Overseas reinvestment refers to the reinvestment of the ultimate destination company using its overseas profits or overseas self-raised funds, and the reinvestment is reported after the fact and does not need to go through filing procedures. According to the regulations, after completing the overseas legal formalities, it is necessary to report to the competent department of commerce.
NO.5. Can I register an overseas company first and then apply for ODI filing?
The relevant competent authorities have clearly required that the registration time of the overseas subsidiary shall not be earlier than the date of issuance of the ODI notice, but due to the unfamiliarity of the enterprise itself with the overseas investment matters, can the enterprise that has registered the overseas company in advance apply for ODI registration?
According to the regulations of the relevant competent authorities, generally speaking, it is not possible to apply for ODI supplementary registration after registering an overseas company first, but it also depends on the specific city in which the company is in China, the length of time the overseas company has been established, the flow of the overseas company, etc., and the specific supplementary solution can only be confirmed after a detailed understanding of the specific situation at home and abroad.
NO.6. The consequences of not doing ODI filing
1. The investor may be suspended or stopped from carrying out overseas investment and given a warning.
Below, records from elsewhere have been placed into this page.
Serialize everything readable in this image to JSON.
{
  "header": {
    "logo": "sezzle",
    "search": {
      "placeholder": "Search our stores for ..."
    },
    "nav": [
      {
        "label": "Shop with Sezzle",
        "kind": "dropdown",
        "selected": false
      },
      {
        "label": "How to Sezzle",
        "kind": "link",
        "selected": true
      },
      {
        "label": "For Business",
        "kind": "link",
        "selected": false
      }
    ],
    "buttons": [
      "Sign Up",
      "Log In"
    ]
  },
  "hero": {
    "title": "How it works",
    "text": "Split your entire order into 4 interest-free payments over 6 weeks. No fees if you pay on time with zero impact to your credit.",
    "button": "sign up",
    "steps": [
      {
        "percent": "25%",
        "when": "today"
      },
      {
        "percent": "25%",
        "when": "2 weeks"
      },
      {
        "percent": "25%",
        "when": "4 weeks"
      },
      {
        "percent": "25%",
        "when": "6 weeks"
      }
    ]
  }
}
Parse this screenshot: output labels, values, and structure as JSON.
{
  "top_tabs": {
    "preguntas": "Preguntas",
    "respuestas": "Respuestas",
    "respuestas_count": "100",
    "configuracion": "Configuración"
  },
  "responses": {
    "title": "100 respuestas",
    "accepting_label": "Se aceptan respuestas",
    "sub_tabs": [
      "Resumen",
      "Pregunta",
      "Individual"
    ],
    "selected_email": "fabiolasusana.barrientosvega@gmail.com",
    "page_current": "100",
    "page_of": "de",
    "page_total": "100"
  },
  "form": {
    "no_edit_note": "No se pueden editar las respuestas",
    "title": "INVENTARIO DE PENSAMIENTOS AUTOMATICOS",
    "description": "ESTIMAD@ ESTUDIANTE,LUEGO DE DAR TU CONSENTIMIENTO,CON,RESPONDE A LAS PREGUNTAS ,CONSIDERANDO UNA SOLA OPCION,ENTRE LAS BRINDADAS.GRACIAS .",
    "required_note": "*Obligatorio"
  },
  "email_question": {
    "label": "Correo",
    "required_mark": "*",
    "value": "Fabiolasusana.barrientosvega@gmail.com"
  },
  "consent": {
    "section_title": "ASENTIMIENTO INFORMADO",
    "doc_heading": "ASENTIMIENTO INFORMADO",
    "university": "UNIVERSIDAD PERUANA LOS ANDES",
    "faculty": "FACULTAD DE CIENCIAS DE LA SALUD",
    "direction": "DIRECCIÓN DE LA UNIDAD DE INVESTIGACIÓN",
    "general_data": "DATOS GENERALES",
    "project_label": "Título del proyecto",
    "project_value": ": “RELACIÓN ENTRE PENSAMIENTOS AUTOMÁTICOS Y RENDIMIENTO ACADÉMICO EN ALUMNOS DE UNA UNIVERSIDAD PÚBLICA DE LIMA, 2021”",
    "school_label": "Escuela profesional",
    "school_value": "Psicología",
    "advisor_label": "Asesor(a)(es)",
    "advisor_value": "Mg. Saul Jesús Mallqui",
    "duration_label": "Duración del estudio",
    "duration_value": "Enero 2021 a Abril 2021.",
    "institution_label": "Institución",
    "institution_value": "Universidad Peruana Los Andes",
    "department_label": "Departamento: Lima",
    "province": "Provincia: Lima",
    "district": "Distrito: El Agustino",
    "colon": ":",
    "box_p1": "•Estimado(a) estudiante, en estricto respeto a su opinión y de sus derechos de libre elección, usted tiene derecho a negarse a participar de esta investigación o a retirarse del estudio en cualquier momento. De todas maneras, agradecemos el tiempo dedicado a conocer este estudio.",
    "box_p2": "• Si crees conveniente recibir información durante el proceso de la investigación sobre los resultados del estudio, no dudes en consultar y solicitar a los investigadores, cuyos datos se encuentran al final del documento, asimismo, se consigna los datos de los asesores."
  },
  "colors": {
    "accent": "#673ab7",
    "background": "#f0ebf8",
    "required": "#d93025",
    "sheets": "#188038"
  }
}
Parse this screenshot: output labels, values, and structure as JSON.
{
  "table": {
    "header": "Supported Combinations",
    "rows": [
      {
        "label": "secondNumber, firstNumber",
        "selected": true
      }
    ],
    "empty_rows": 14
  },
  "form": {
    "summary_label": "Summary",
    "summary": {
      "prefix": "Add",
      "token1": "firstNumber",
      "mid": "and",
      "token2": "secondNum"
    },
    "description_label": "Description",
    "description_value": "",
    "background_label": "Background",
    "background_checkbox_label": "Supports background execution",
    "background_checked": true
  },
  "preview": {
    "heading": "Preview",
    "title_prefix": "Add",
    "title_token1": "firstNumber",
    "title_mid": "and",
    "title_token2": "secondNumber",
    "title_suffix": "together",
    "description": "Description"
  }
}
If a warning is given to the investment entity and the relevant responsible person, and if a crime is constituted, criminal responsibility shall be investigated in accordance with law;
2. If there is financing or guarantee, it will be punished in accordance with laws and regulations. If a financial enterprise provides financing or guarantee for a project that falls within the scope of approval and filing management, but has not obtained the approval documents or filing notice, the National Development and Reform Commission shall notify the violation and request the relevant financial regulatory authorities to punish the financial enterprise and the relevant responsible persons in accordance with laws and regulations;
3. At present, in actual operation, the big impact is the restriction of foreign exchange in and out. If it is necessary to make an outbound investment but fails to file or approve it as required, the investment funds will not be able to be remitted smoothly through the bank and the investment work will not be completed. In addition, if the profits and dividends of the overseas company cannot be remitted through banking channels;
4. If the overseas subsidiary wants to return to the mainland for investment, it will not be able to complete the return investment if it does not go through the filing procedures for overseas investment, and enterprises and individuals listed overseas or have structural design needs should pay special attention;
Completing the ODI filing and obtaining the corresponding certificate is not the ultimate goal, but only a pass for domestic enterprises to "go global", and the ultimate goal is to successfully complete overseas investment and even achieve overseas listing. Therefore, before filing for the record, enterprises should consider the situation of outbound investment as a whole, determine the amount and proportion of outbound investment in advance, and design the structure of the investment path, investment exit arrangement, risk management and control, etc.